The T-Roc Cabriolet certainly offers a slightly more practical and extremely unique model that enhances the driving experience with its top down. Plus, it’s probably still fairly easy to maneuver and park on Europe’s traditionally tight city centers.
Something clicked with European and particularly German car shoppers and the funky T-Roc Cabriolet. The cabrio model accounted for 8,631 sales from January to May 2021, out of a total of 29,973 sales for the T-Roc model line in the same period, which would be a 28.8 and 71.2 percentage split, respectively, according to KBA data shared with Jalopnik by Schmidt Automotive Research as a follow-up to this:
By comparison, the current Mini Cooper Convertible suffered a 14 percent drop in sales between 2016 and 2019, and last year it was reported the current model would not get a direct replacement anytime soon, according to Automotive News citing supplier sources.
Sales were obviously low in 2020 due to the state of the world but have surged back dramatically this year, though it may not be enough. So as the Mini Convertible potentially dies with around 30,000 global sales reported in 2019, the T-Roc is now off to a promising start.

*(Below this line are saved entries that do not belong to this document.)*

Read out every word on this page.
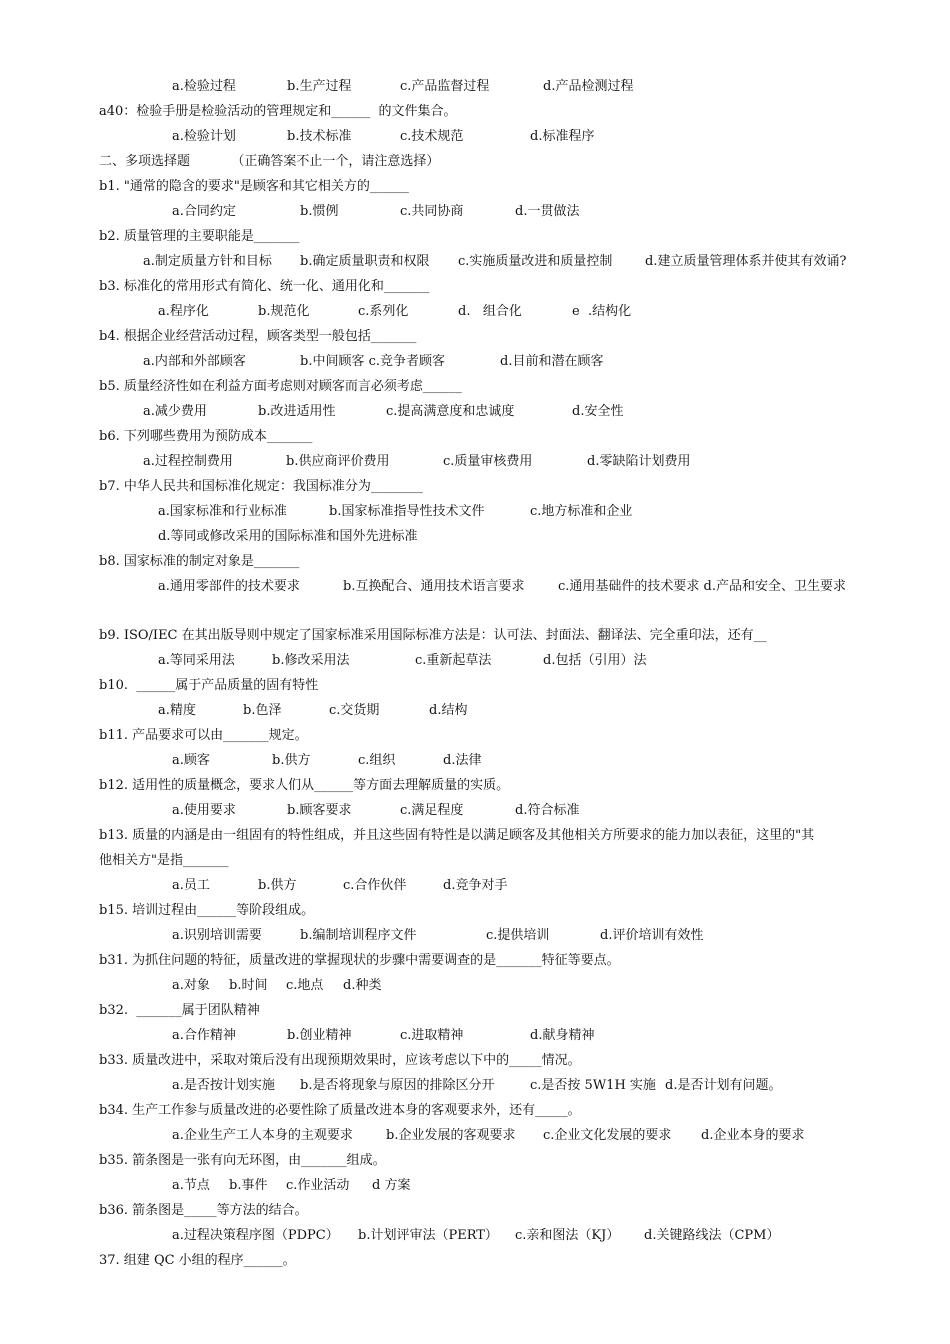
a.检验过程	b.生产过程	c.产品监督过程	d.产品检测过程
a40：检验手册是检验活动的管理规定和______  的文件集合。
a.检验计划	b.技术标准	c.技术规范	d.标准程序
二、多项选择题          （正确答案不止一个，请注意选择）
b1. "通常的隐含的要求"是顾客和其它相关方的______
a.合同约定	b.惯例	c.共同协商	d.一贯做法
b2. 质量管理的主要职能是_______
a.制定质量方针和目标 b.确定质量职责和权限 c.实施质量改进和质量控制	d.建立质量管理体系并使其有效诵?
b3. 标准化的常用形式有简化、统一化、通用化和_______
a.程序化	b.规范化	c.系列化	d.   组合化	e  .结构化
b4. 根据企业经营活动过程，顾客类型一般包括_______
a.内部和外部顾客	b.中间顾客 c.竞争者顾客	d.目前和潜在顾客
b5. 质量经济性如在利益方面考虑则对顾客而言必须考虑______
a.减少费用	b.改进适用性	c.提高满意度和忠诚度	d.安全性
b6. 下列哪些费用为预防成本_______
a.过程控制费用	b.供应商评价费用	c.质量审核费用	d.零缺陷计划费用
b7. 中华人民共和国标准化规定：我国标准分为________
a.国家标准和行业标准	b.国家标准指导性技术文件	c.地方标准和企业
d.等同或修改采用的国际标准和国外先进标准
b8. 国家标准的制定对象是_______
a.通用零部件的技术要求	b.互换配合、通用技术语言要求	c.通用基础件的技术要求 d.产品和安全、卫生要求
b9. ISO/IEC 在其出版导则中规定了国家标准采用国际标准方法是：认可法、封面法、翻译法、完全重印法，还有__
a.等同采用法	b.修改采用法	c.重新起草法	d.包括（引用）法
b10.  ______属于产品质量的固有特性
a.精度	b.色泽	c.交货期	d.结构
b11. 产品要求可以由_______规定。
a.顾客	b.供方	c.组织	d.法律
b12. 适用性的质量概念，要求人们从______等方面去理解质量的实质。
a.使用要求	b.顾客要求	c.满足程度	d.符合标准
b13. 质量的内涵是由一组固有的特性组成，并且这些固有特性是以满足顾客及其他相关方所要求的能力加以表征，这里的"其
他相关方"是指_______
a.员工	b.供方	c.合作伙伴	d.竞争对手
b15. 培训过程由______等阶段组成。
a.识别培训需要	b.编制培训程序文件	c.提供培训	d.评价培训有效性
b31. 为抓住问题的特征，质量改进的掌握现状的步骤中需要调查的是_______特征等要点。
a.对象 b.时间 c.地点 d.种类
b32.  _______属于团队精神
a.合作精神	b.创业精神	c.进取精神	d.献身精神
b33. 质量改进中，采取对策后没有出现预期效果时，应该考虑以下中的_____情况。
a.是否按计划实施 b.是否将现象与原因的排除区分开	c.是否按 5W1H 实施 d.是否计划有问题。
b34. 生产工作参与质量改进的必要性除了质量改进本身的客观要求外，还有_____。
a.企业生产工人本身的主观要求	b.企业发展的客观要求 c.企业文化发展的要求 d.企业本身的要求
b35. 箭条图是一张有向无环图，由_______组成。
a.节点 b.事件 c.作业活动 d 方案
b36. 箭条图是_____等方法的结合。
a.过程决策程序图（PDPC） b.计划评审法（PERT） c.亲和图法（KJ） d.关键路线法（CPM）
37. 组建 QC 小组的程序______。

We covered how many convertibles in Europe and the U.S. have bit the dust in the last decade earlier this week, and the compact VW Eos convertible coupe was one of them (at least stateside). This T-Roc is essentially that very car on a crossover platform.
The base T-Roc Cabriolet launched at €27,495 in Europe, offering a base gas 1.0-liter TSI OPF gas engine making 114 horsepower, or an upgraded 1.5-liter TSI ACT OPF gas engine making about 154 HP. Inside, there’s still just over 10 cubic feet of cargo volume with the top down, which can go down in nine seconds at speeds up to 18 mph.
Underneath the drop-top, the T-Roc cabriolet is a perfectly suitable compact hatchback that happens to be German-made. Naturally it would do well in its home country and the cities of Europe, though it is notably 34 mm, or 1.3 inches longer than the standard model.
Other changes over the standard T-Roc include additional rear struts on the left and right wheel housings between the B-pillar, lateral floor rails for improved structural rigidity without the roof, a doubled rear floor panel, and the rollover protection struts that are only activated behind the seats in the event of a crash.
It’s also notable that only the T-Roc Cabriolet is made in Germany, and the rest of the T-Roc lineup is assembled in China and Portugal. Strong sales of this niche model probably helps justify that otherwise dramatic geographic gap in the model’s production cycle.
Schmidt Automotive Research analyst Matthias Schmidt told Jalopnik the strong sales success of the T-Roc Cabriolet so far could be some past owners of compact cabriolets seeking a similar new ride and not having many new options. It’s possible owners also appreciate the additional ride height that makes getting in and out that much easier.
Personally, I think everybody just misses the days of the original VW Golf Cabriolet (which is what this should be!) and the VW Golf Country 4WD.